Maria Pina Di Pastena
Università di Catania
Università di Catania
C'è chi dice che il governo abbia perso il referendum sulla giustizia sotto i colpi degli stravolgimenti internazionali. C'è ora chi obietta che Orbán sia stato sconfitto uscito dopo sedici lunghi anni di potere per via dell'appoggio ricevuto dall'amministrazione americana. Forse sì, forse no. Tuttavia, mentre nel primo caso il tornado Trump “si è fatto sentire” da lontano, in Ungheria è entrato a gamba tesa, anzi tesissima, con tanto di dispiegamento scenico del vice Vance e le chiamate nei comizi del Presidentissimo in un revival delle telefonate berlusconiane in prima serata.

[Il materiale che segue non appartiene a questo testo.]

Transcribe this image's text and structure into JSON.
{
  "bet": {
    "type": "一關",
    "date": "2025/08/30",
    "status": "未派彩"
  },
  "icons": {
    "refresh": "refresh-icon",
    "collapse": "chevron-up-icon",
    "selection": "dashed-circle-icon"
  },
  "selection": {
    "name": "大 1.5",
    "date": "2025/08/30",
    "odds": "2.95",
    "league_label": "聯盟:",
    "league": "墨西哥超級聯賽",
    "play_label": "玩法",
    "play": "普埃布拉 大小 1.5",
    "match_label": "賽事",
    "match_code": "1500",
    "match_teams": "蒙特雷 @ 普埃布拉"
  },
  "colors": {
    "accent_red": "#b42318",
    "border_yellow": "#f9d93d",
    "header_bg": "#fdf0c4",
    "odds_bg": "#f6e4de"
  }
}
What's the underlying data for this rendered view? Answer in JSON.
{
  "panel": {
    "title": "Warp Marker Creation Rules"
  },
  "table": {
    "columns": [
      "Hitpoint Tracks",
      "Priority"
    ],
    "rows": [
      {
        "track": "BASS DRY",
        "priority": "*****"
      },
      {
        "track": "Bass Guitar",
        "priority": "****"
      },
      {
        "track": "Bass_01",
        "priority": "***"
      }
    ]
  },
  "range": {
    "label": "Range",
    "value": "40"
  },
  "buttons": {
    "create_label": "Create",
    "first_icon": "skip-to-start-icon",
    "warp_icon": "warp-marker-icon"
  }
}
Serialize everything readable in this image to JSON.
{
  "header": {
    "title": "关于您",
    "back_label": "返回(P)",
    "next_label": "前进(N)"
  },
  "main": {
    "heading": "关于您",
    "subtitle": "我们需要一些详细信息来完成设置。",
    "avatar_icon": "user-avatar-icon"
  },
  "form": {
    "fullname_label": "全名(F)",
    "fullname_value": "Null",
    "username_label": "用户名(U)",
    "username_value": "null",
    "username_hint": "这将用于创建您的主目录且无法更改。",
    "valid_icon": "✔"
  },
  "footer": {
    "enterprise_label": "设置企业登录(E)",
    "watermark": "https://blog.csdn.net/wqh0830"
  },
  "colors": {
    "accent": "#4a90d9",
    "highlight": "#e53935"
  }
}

Se questo è l'effetto diretto, visibile e tangibile di Trump, Meloni potrebbe invece soffrire, ancora una volta, dell'effetto indiretto e invisibile. Che in realtà è visibile, eccome! Prezzi dell'energia in crescita, mercati in negativo, rifornimenti di materie prime in pericolo e così via, a valanga su tutto il resto.Posto che, dopo le ultime scaramucce tra i due, il rischio di un intervento diretto di Trump nella prossima campagna elettorale non ci sia, per evitare di essere travolta dal tornado Trump, Meloni dovrebbe riscoprire le proprie radici. Quelle che affondano nella tradizione della destra italiana ed europea e che non vanno confuse con il trumpismo. Il quale, più che un'ideologia, è un'idolatria. Perché in fondo, può essere tutto e il contrario di tutto, come il suo leader, ma non potrà esistere senza Trump. Riscoprire quelle radici significa ritrovare il conservatorismo europeo, trasformando i vari nazionalismi in piccoli mattoncini che innalzano la grande casa dell'Europa delle Nazioni, tanto cara a Meloni. Perché l'Italia è troppo piccola per poter navigare da sola nelle acque mosse dai venti del trumpismo. Venti fortissimi, distruttivi, demolitori di centenarie alleanze. La risposta, per Meloni, non risiede nelle stelle, ma nella Storia, la propria. E con speranza, tornerà la quiete dopo la tempesta. Perché gli Stati Uniti e l'Italia restano, Trump no.